I pad up the stairs and find that Cyrus hasn’t moved, he’s still lying there on his side with his face pressed against the pillow and his hands between his knees. I get into bed beside him, and he stirs, removes his coat, and gets under the blanket with me. I nudge closer until I can feel the heat of his body radiating toward me, till I can smell his exhaled breath, which is so familiar it makes my own breath stop in my chest. He stirs, and then we are kissing, softly but urgently. Our bodies edge closer, our hands reaching toward each other. He mumbles tenderly to me, I hear him saying he loves me. He dips his head and grazes my neck with his lips, and then he unbuttons my shirt and everything is hazy and dreamlike, the want growing inside me as he shifts his body and presses on top of me. Cyrus. The tender yield of his skin, the rhythm and weight of his body, so familiar. I keep my eyes closed and let out a small cry. Cyrus.

We sleep. I wake up and it’s dusk, and there are about a hundred messages on my phone, so I turn it off. I put my hand on Cyrus’s face and he stirs, opens his eyes.

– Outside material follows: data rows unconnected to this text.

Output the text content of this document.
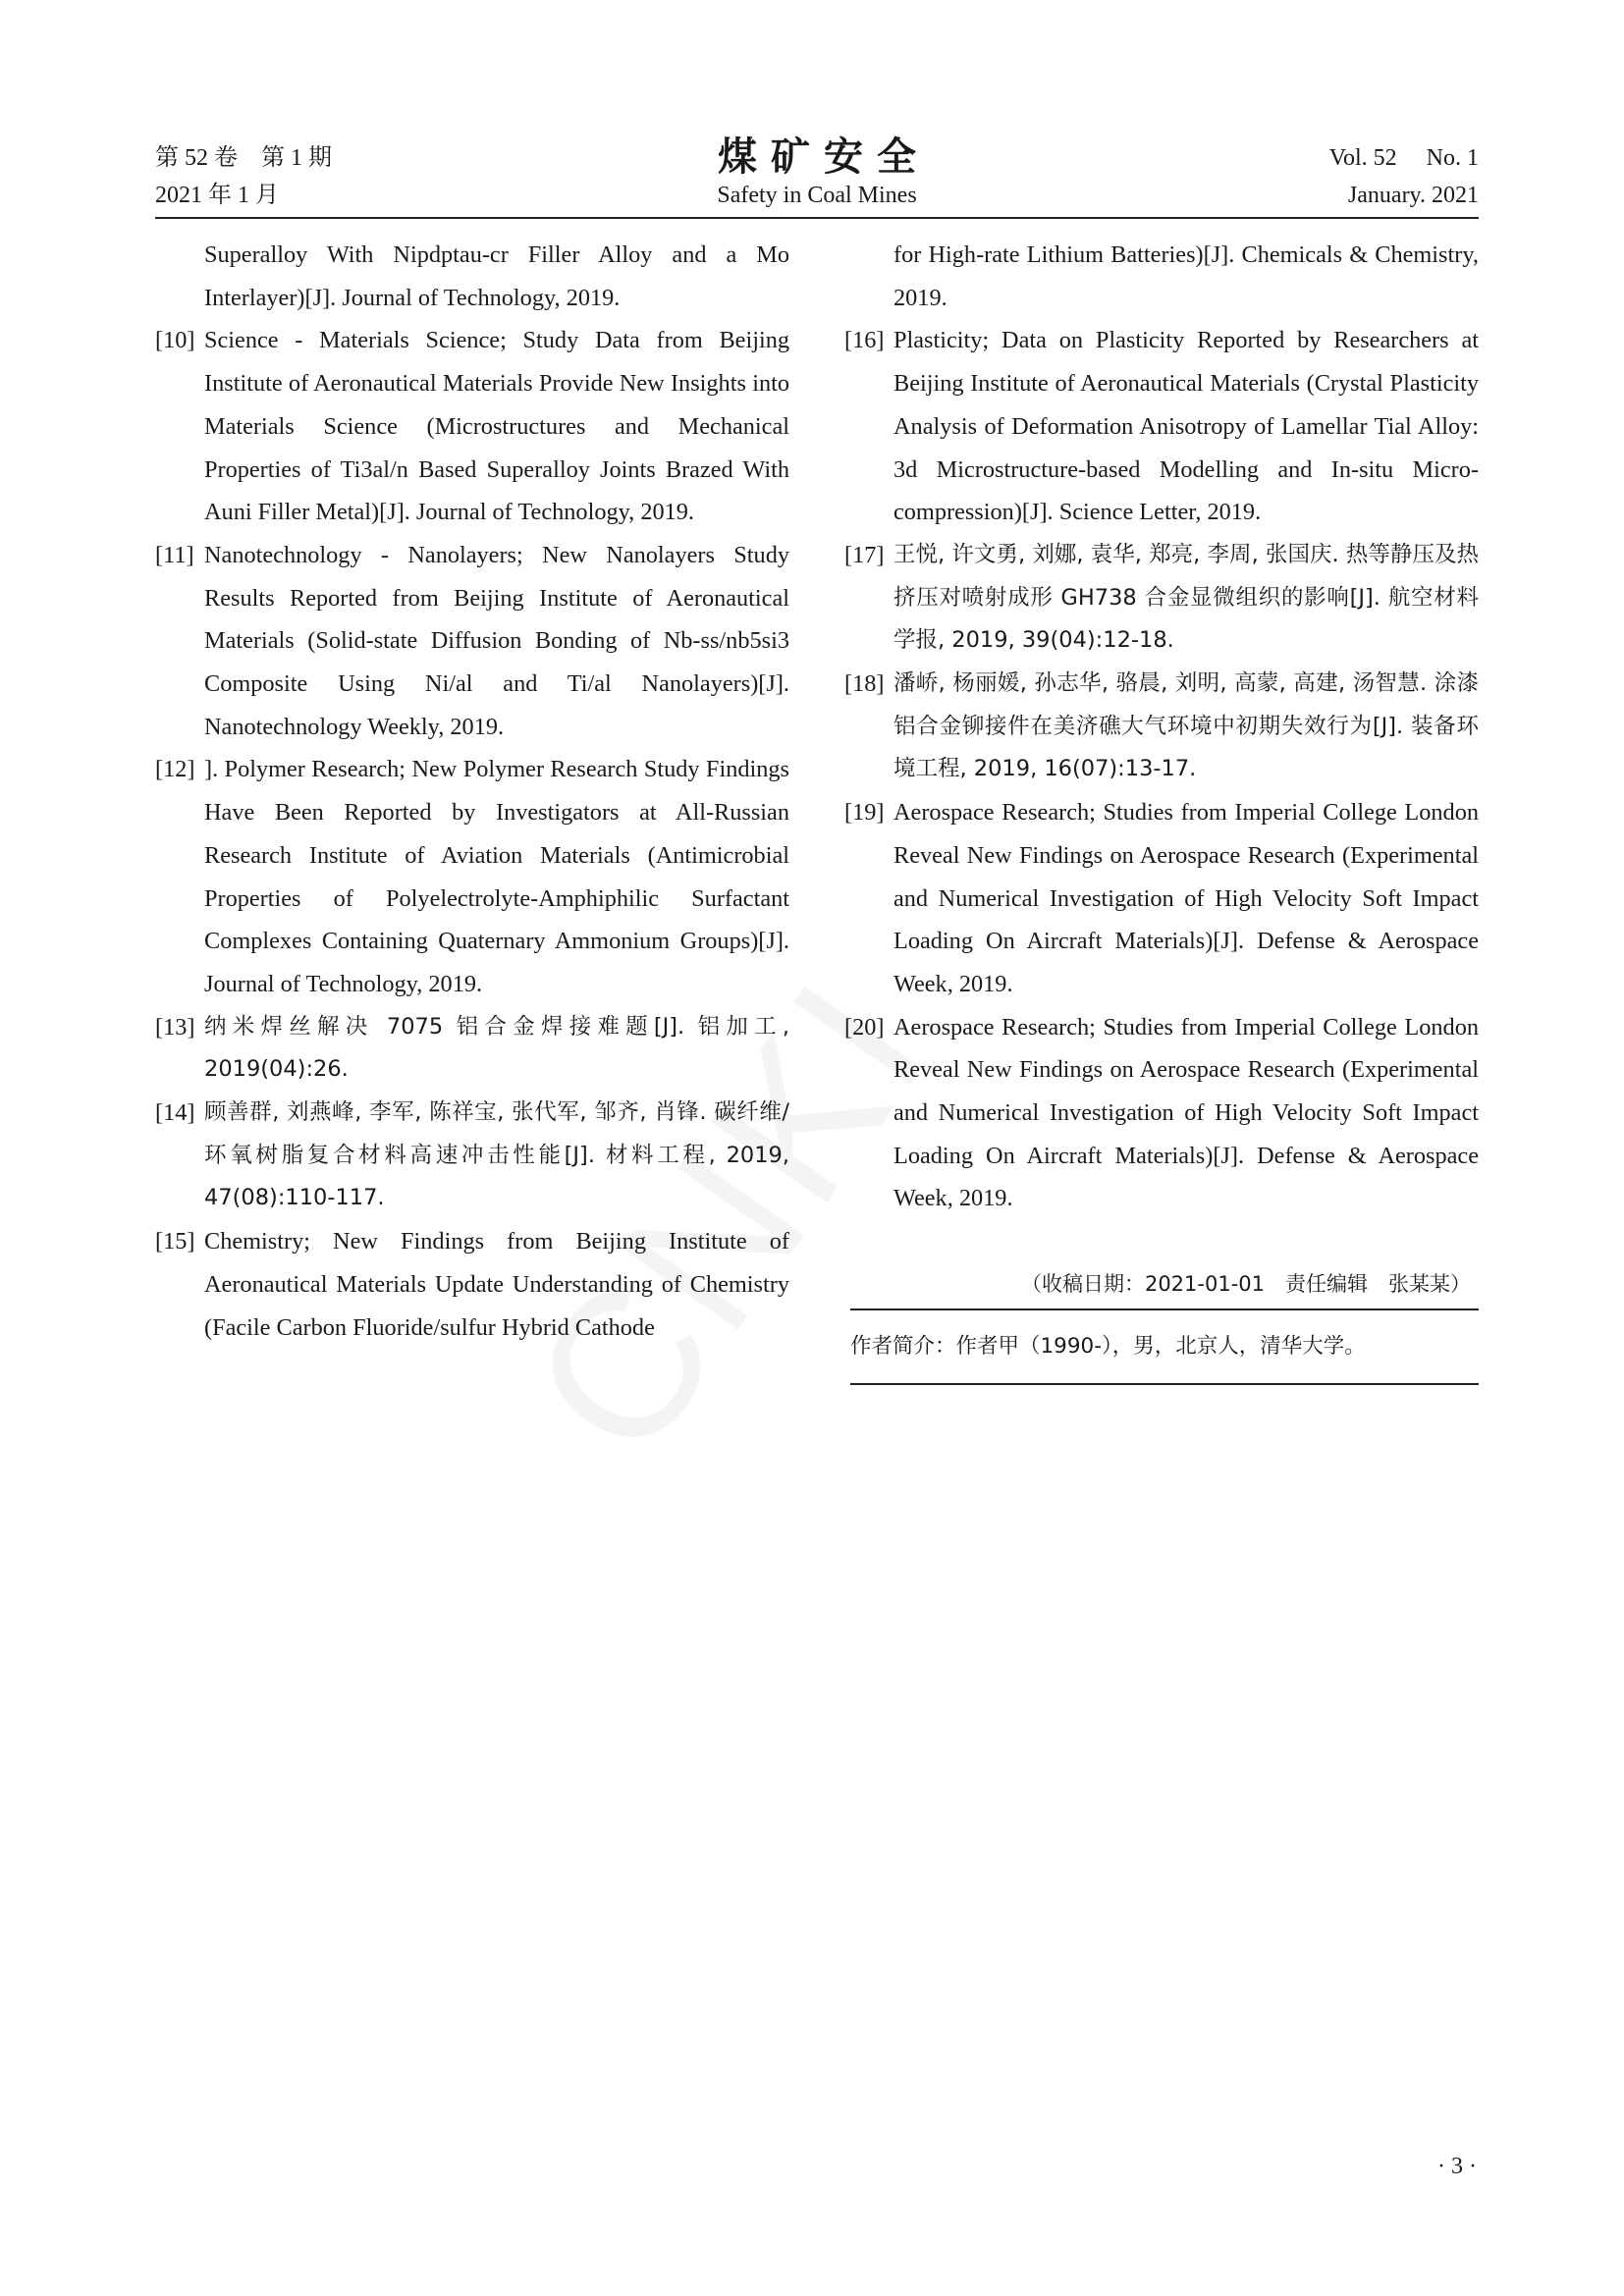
第 52 卷　第 1 期
2021 年 1 月
煤矿安全
Safety in Coal Mines
Vol. 52　 No. 1
January. 2021
Superalloy With Nipdptau-cr Filler Alloy and a Mo Interlayer)[J]. Journal of Technology, 2019.
[10] Science - Materials Science; Study Data from Beijing Institute of Aeronautical Materials Provide New Insights into Materials Science (Microstructures and Mechanical Properties of Ti3al/n Based Superalloy Joints Brazed With Auni Filler Metal)[J]. Journal of Technology, 2019.
[11] Nanotechnology - Nanolayers; New Nanolayers Study Results Reported from Beijing Institute of Aeronautical Materials (Solid-state Diffusion Bonding of Nb-ss/nb5si3 Composite Using Ni/al and Ti/al Nanolayers)[J]. Nanotechnology Weekly, 2019.
[12] ]. Polymer Research; New Polymer Research Study Findings Have Been Reported by Investigators at All-Russian Research Institute of Aviation Materials (Antimicrobial Properties of Polyelectrolyte-Amphiphilic Surfactant Complexes Containing Quaternary Ammonium Groups)[J]. Journal of Technology, 2019.
[13] 纳米焊丝解决 7075 铝合金焊接难题[J]. 铝加工, 2019(04):26.
[14] 顾善群, 刘燕峰, 李军, 陈祥宝, 张代军, 邹齐, 肖锋. 碳纤维/环氧树脂复合材料高速冲击性能[J]. 材料工程, 2019, 47(08):110-117.
[15] Chemistry; New Findings from Beijing Institute of Aeronautical Materials Update Understanding of Chemistry (Facile Carbon Fluoride/sulfur Hybrid Cathode
for High-rate Lithium Batteries)[J]. Chemicals & Chemistry, 2019.
[16] Plasticity; Data on Plasticity Reported by Researchers at Beijing Institute of Aeronautical Materials (Crystal Plasticity Analysis of Deformation Anisotropy of Lamellar Tial Alloy: 3d Microstructure-based Modelling and In-situ Micro-compression)[J]. Science Letter, 2019.
[17] 王悦, 许文勇, 刘娜, 袁华, 郑亮, 李周, 张国庆. 热等静压及热挤压对喷射成形 GH738 合金显微组织的影响[J]. 航空材料学报, 2019, 39(04):12-18.
[18] 潘峤, 杨丽媛, 孙志华, 骆晨, 刘明, 高蒙, 高建, 汤智慧. 涂漆铝合金铆接件在美济礁大气环境中初期失效行为[J]. 装备环境工程, 2019, 16(07):13-17.
[19] Aerospace Research; Studies from Imperial College London Reveal New Findings on Aerospace Research (Experimental and Numerical Investigation of High Velocity Soft Impact Loading On Aircraft Materials)[J]. Defense & Aerospace Week, 2019.
[20] Aerospace Research; Studies from Imperial College London Reveal New Findings on Aerospace Research (Experimental and Numerical Investigation of High Velocity Soft Impact Loading On Aircraft Materials)[J]. Defense & Aerospace Week, 2019.
（收稿日期：2021-01-01　责任编辑　张某某）
作者简介：作者甲（1990-），男，北京人，清华大学。
· 3 ·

“I used my key. I hope you don’t mind.” And then: “I love you so much, Asha.”

“I love you too.”

“I killed Stephen.”

“You didn’t.”

“He wanted to stop, I know he did. He just didn’t give me enough time. We were talking about his wife, how they had gone all the way to this little town in Kerala to get married. That’s the first time he had asked the platform for a ritual, and it had sent him halfway across the world. And he talked about how his wife had said that she felt her soul belonged in India even though she had never left Connecticut. He told me all of that. He talked and talked. But then, when I begged him to come down, when I said, ‘Put the lighter down and you can tell me the rest,’ this other look came over him, as if he was being taken over by something else, and he just turned around and then he was on fire.”

Cyrus is crying now. “I ran toward him, but he had poured the gasoline everywhere and I couldn’t reach him. I couldn’t even get close.” I feel him shake and I tighten my arms around him.

“It’s okay,” I say. I rub his back. I keep talking, soothing, reassuring.